A stronger dollar is limiting gains in oil prices by reducing the appeal of commodities as an investment. The dollar may rise against the euro for a third day before a report economists said will show U.S. manufacturing expanded in December for a fifth month, adding to signs the economy is gaining momentum. The dollar traded for $1.4341 against the euro at 9:38 a.m. London time.

A “major Arctic wave” heading for the U.S. will likely cause millions of households to boost heating fuel use this winter, according to State College, Pennsylvania-based AccuWeather.com.

Consumer Confidence

U.S. inventories of crude oil probably declined from 327.5 million the prior week, according to the Bloomberg survey of 14 analysts before the Energy Department’s report. Gasoline supplies are forecast to climb by 1 million barrels, and distillates, a category that includes heating oil and diesel, to fall by 2.23 million.

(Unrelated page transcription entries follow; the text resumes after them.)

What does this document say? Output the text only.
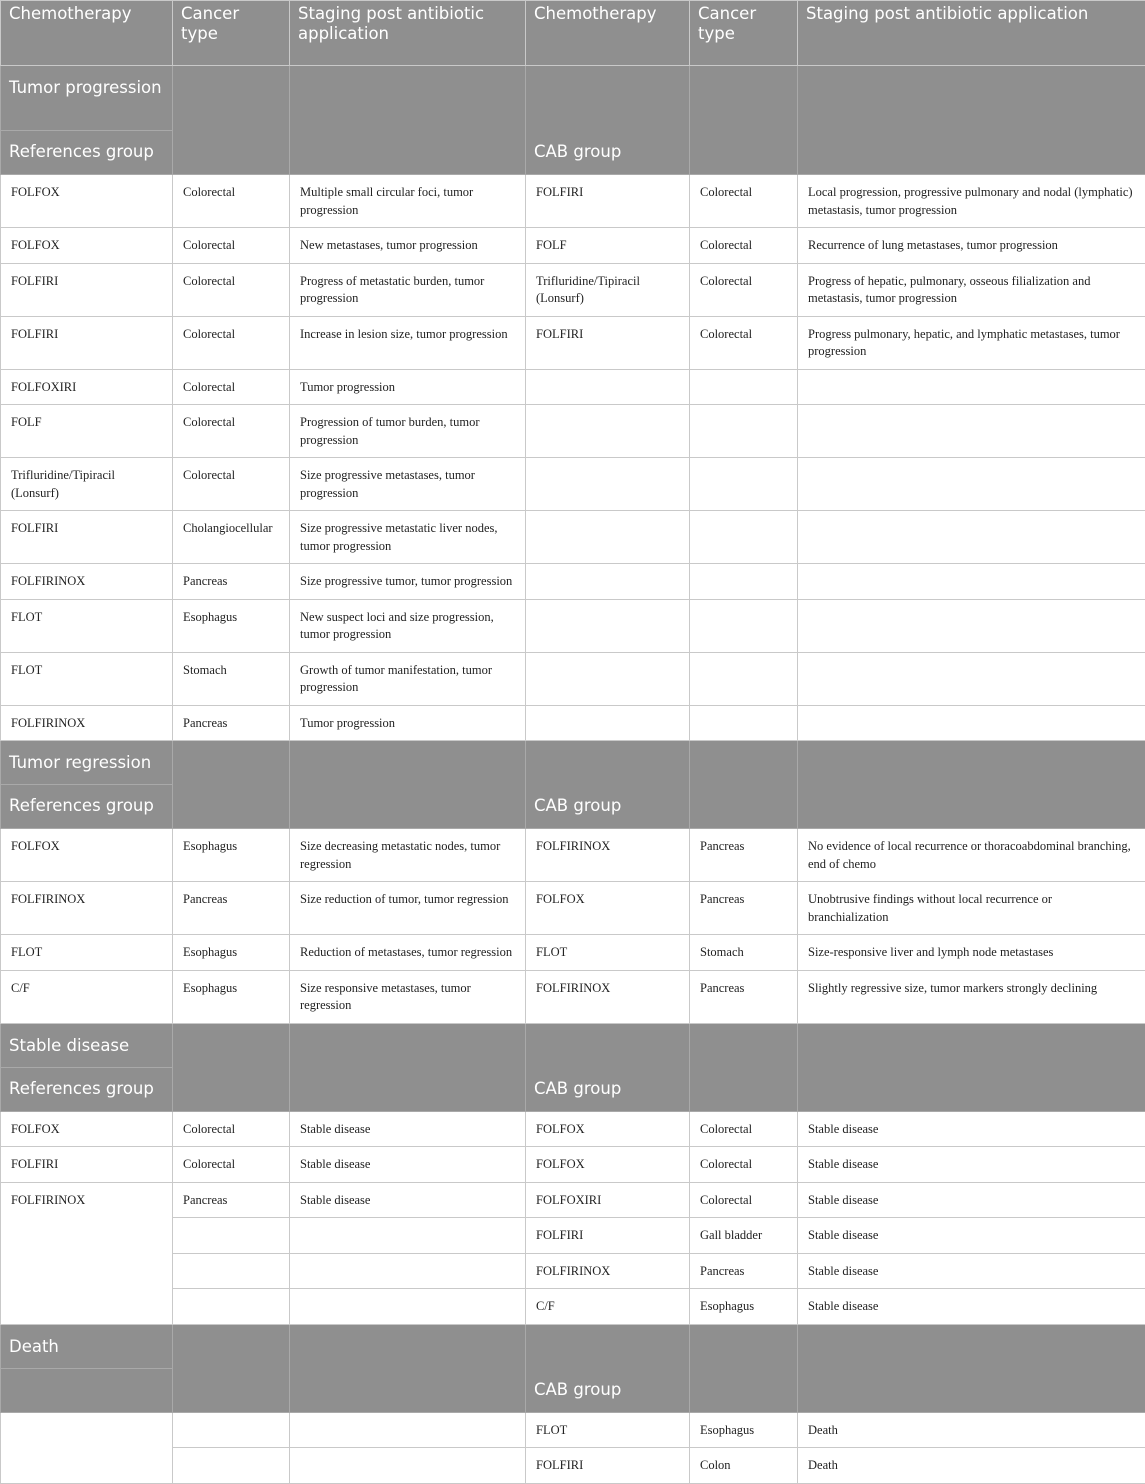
Chemotherapy	Cancer type	Staging post antibiotic application	Chemotherapy	Cancer type	Staging post antibiotic application
Tumor progression			CAB group		
References group					
FOLFOX	Colorectal	Multiple small circular foci, tumor progression	FOLFIRI	Colorectal	Local progression, progressive pulmonary and nodal (lymphatic) metastasis, tumor progression
FOLFOX	Colorectal	New metastases, tumor progression	FOLF	Colorectal	Recurrence of lung metastases, tumor progression
FOLFIRI	Colorectal	Progress of metastatic burden, tumor progression	Trifluridine/Tipiracil (Lonsurf)	Colorectal	Progress of hepatic, pulmonary, osseous filialization and metastasis, tumor progression
FOLFIRI	Colorectal	Increase in lesion size, tumor progression	FOLFIRI	Colorectal	Progress pulmonary, hepatic, and lymphatic metastases, tumor progression
FOLFOXIRI	Colorectal	Tumor progression			
FOLF	Colorectal	Progression of tumor burden, tumor progression			
Trifluridine/Tipiracil (Lonsurf)	Colorectal	Size progressive metastases, tumor progression			
FOLFIRI	Cholangiocellular	Size progressive metastatic liver nodes, tumor progression			
FOLFIRINOX	Pancreas	Size progressive tumor, tumor progression			
FLOT	Esophagus	New suspect loci and size progression, tumor progression			
FLOT	Stomach	Growth of tumor manifestation, tumor progression			
FOLFIRINOX	Pancreas	Tumor progression			
Tumor regression			CAB group		
References group					
FOLFOX	Esophagus	Size decreasing metastatic nodes, tumor regression	FOLFIRINOX	Pancreas	No evidence of local recurrence or thoracoabdominal branching, end of chemo
FOLFIRINOX	Pancreas	Size reduction of tumor, tumor regression	FOLFOX	Pancreas	Unobtrusive findings without local recurrence or branchialization
FLOT	Esophagus	Reduction of metastases, tumor regression	FLOT	Stomach	Size-responsive liver and lymph node metastases
C/F	Esophagus	Size responsive metastases, tumor regression	FOLFIRINOX	Pancreas	Slightly regressive size, tumor markers strongly declining
Stable disease			CAB group		
References group					
FOLFOX	Colorectal	Stable disease	FOLFOX	Colorectal	Stable disease
FOLFIRI	Colorectal	Stable disease	FOLFOX	Colorectal	Stable disease
FOLFIRINOX	Pancreas	Stable disease	FOLFOXIRI	Colorectal	Stable disease
			FOLFIRI	Gall bladder	Stable disease
			FOLFIRINOX	Pancreas	Stable disease
			C/F	Esophagus	Stable disease
Death			CAB group		

			FLOT	Esophagus	Death
			FOLFIRI	Colon	Death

The American Petroleum Institute said yesterday inventories of crude oil rose 1.73 million barrels last week to 330.5 million. Refinery utilization rates fell to 78.2 percent in the week ended Dec. 25 from 78.4 percent a week earlier, according to the industry-funded API.

“It seems the demand outlook is the very big swing variable in the oil market at the moment,” said Ben Westmore, a minerals and energy economist at National Australia Bank, in a Bloomberg Television interview. “If you couple that with the fact that you have a large supply overhang, it’s difficult to see the oil price moving higher in a trend sense.”

Brent crude for February settlement rose for a sixth day, advancing as much as 56 cents, or 0.7 percent, to $78.20 a barrel on London’s ICE Futures Europe exchange.